Mecliste medya kavgası
Abone olCHP'nin medya ilişkileri ile ilgili önergesinde Star gazetesi, Gülen ve televizyonlar üzerine sert tartışmalar çıktı.
TBMM Genel Kurulunda, CHP'nin, siyaset ve medya ilişkileri ile
basının sorunlarıyla ilgili araştırma önergesinin görüşülmesi
önerisi reddedildi. Görüşmeler sırasında, AK Parti ile CHP
milletvekilleri arasında tartışmalar yaşandı. CHP'nin grup önerisi
lehinde konuşan Yozgat Milletvekili Emin Koç, medya-ticaret-siyaset
ilişkisinin yeni bir eksene oturduğunu söyledi.
Medya kuruluşlarındaki el değiştirmelere işaret eden Koç, ''Fon'a
devredilen Star Gazetesi'ni, Kıbrıslı emlakçı Ali Sefa Özmen satın
aldı. Ama sonra gördük ki başka ellere geçti. Gazetenin İcra Kurulu
Başkanı Serhat Albayrak, Başbakanın damadının kardeşi...Bu gazete,
Uzan'dan Erdoğan'a geçti. Hükümet bunu mu yapmalıydı? Star,
Hükümetin yardakçısı konumuna geçti'' dedi. AK Parti'li
milletvekilerinin tepki gösterdiği Koç, Kanaltürk televizyonunun
iktidarı eleştiren yayın yaptığını belirterek, ''Bu televizyon,
demokratik, laik yayın yapıyor. Orada vatanseverler görev yapıyor.
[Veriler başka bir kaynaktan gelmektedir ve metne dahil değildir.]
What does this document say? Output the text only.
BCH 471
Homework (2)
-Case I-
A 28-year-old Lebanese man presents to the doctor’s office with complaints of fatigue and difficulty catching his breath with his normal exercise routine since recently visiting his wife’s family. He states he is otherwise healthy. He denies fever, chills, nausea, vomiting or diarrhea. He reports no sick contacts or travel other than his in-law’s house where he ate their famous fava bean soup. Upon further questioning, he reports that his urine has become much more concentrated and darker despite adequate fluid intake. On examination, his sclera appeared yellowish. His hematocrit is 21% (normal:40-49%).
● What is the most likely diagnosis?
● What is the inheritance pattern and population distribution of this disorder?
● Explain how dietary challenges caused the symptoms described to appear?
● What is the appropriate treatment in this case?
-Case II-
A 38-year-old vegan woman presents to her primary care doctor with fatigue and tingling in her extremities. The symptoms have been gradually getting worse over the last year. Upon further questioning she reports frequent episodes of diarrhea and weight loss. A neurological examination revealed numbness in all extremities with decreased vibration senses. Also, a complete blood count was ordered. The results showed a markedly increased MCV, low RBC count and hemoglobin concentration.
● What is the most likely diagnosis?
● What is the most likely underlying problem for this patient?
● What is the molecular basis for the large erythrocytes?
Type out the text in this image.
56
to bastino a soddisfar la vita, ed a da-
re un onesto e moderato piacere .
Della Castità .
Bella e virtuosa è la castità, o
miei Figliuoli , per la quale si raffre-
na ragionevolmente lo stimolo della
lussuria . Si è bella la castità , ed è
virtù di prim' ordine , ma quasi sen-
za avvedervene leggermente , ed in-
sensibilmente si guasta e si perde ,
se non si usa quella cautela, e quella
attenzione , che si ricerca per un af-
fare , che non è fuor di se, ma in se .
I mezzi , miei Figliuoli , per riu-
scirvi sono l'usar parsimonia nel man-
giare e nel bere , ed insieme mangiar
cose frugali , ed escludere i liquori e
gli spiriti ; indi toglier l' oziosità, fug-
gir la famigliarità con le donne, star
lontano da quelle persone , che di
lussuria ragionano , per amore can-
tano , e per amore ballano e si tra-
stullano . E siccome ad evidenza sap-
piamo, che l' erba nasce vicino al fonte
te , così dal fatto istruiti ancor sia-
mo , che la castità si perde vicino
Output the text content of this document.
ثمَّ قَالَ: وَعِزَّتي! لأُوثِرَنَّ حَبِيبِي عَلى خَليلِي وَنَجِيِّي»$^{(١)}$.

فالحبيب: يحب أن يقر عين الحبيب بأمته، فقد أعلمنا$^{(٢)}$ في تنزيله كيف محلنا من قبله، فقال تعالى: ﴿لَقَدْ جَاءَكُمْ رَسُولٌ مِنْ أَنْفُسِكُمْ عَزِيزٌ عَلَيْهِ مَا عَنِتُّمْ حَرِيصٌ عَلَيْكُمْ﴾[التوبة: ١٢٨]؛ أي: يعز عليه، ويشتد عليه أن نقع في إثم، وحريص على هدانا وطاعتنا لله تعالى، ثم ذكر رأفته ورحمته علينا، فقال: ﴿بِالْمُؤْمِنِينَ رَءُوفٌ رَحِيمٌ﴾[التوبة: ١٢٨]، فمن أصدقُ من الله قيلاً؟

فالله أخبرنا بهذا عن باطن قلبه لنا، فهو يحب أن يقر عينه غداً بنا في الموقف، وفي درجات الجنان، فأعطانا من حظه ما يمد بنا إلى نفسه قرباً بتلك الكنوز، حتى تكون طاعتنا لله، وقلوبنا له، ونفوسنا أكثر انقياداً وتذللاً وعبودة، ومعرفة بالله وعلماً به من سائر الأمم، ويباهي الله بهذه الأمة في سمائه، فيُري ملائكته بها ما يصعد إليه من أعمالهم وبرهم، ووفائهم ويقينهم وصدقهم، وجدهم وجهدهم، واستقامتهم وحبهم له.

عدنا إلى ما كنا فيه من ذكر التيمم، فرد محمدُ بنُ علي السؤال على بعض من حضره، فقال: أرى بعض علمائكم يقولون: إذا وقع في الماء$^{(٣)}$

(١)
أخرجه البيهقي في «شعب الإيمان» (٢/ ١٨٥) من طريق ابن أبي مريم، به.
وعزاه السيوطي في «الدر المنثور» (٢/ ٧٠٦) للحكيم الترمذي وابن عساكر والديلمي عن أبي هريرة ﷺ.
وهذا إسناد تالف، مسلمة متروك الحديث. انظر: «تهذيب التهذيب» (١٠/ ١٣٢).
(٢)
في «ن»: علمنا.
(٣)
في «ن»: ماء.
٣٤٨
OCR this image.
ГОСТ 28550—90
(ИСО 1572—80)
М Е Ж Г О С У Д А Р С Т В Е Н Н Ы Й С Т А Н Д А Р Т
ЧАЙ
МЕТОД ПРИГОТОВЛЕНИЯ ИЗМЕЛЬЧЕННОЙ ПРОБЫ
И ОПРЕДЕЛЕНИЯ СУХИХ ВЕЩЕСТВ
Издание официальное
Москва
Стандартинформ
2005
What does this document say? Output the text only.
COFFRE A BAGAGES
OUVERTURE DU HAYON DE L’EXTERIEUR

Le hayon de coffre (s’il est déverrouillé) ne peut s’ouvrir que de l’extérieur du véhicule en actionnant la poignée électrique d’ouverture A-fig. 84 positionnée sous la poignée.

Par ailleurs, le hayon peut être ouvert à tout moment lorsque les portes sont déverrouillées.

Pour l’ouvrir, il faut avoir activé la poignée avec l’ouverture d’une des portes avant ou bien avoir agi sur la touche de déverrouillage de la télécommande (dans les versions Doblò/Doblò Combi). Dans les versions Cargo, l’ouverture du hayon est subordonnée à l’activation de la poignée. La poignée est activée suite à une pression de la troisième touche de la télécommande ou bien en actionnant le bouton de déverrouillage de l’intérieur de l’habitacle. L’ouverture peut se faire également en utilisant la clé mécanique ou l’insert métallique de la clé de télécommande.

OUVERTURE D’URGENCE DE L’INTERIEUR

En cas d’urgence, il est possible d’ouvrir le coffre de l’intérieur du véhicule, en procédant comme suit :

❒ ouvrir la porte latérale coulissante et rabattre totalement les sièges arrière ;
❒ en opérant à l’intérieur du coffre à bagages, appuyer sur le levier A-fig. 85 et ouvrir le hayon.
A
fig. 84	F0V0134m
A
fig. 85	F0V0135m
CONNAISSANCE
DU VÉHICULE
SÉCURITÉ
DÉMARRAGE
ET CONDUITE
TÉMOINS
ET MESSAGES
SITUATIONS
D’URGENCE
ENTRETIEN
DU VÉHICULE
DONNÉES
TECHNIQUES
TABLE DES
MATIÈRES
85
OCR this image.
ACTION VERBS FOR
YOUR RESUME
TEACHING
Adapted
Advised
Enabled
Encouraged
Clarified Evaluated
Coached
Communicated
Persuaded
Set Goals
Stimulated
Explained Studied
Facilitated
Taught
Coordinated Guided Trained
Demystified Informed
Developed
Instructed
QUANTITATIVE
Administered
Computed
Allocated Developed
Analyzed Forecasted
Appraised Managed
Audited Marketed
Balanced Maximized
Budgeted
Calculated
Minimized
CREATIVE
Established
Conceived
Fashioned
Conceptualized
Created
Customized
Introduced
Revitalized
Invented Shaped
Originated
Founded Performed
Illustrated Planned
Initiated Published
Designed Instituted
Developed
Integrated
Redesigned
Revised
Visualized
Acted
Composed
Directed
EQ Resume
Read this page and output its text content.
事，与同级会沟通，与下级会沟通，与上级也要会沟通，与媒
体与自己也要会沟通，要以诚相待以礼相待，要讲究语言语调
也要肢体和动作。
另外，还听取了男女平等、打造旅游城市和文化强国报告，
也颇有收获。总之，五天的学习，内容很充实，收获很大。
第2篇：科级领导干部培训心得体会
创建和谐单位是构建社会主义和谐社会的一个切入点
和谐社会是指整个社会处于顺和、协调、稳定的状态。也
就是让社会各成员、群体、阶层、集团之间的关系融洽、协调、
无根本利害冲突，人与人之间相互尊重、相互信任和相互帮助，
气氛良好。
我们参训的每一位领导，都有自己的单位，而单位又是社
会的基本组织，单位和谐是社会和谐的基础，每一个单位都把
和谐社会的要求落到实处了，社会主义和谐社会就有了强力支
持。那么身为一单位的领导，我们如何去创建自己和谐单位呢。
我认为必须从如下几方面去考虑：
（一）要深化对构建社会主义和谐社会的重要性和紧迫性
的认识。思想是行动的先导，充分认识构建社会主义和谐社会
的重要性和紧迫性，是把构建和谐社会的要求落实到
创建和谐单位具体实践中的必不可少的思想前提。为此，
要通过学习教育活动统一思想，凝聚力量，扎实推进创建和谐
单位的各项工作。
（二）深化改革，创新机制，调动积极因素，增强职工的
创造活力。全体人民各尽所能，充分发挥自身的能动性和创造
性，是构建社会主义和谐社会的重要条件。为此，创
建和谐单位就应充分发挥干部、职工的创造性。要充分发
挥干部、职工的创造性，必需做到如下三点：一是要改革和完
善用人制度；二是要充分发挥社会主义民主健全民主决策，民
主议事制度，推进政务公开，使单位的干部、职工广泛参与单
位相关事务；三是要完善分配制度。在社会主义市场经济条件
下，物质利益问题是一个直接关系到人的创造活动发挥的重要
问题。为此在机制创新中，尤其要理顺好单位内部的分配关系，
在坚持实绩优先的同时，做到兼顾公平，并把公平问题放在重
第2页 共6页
Tabii bu Hükümetin hoşuna gitmedi. Kanal üzerinde baskı yapılmaya
başlandı. Bunun tetikçiliğini de Maliye Bakanlığı yapıyor'' diye
konuştu. -''..
.YANAK OKŞAYANLAR KALMAYACAK''-
İktidarın medya üzerindeki baskısının bununla sınırlı kalmadığını,
Cumhuriyet Gazetesinin son günlerde yürüttüğü, ''Tehlikenin
farkında mısınız, Cumhuriyet'e sahip çıkın'' yayınının tepki
çektiğini anlatan Koç'a, oturdukları yerden AK Parti'li Zeki
Karabayır ve Mahfuz Güler tepki gösterdi. ''Parmaklar azaldığında
bunun hesabını vereceksiniz. Parmaklar azaldığında yanak okşayanlar
kalmayacak'' diyen Koç, Cumhuriyet'e sahip çıkılmasından niye
rahatsızlık duyulduğunu sordu.
CHP'li Koç, şöyle konuştu: ''Başbakanın koruması neden görevden
alındı, biliyor musunuz? Bir kadının, kendisine 'kocama iş
verecektiniz, vermediniz' diye tepki göstermesi
yüzünden...Başbakan, bunun acısını korumasından çıkardı.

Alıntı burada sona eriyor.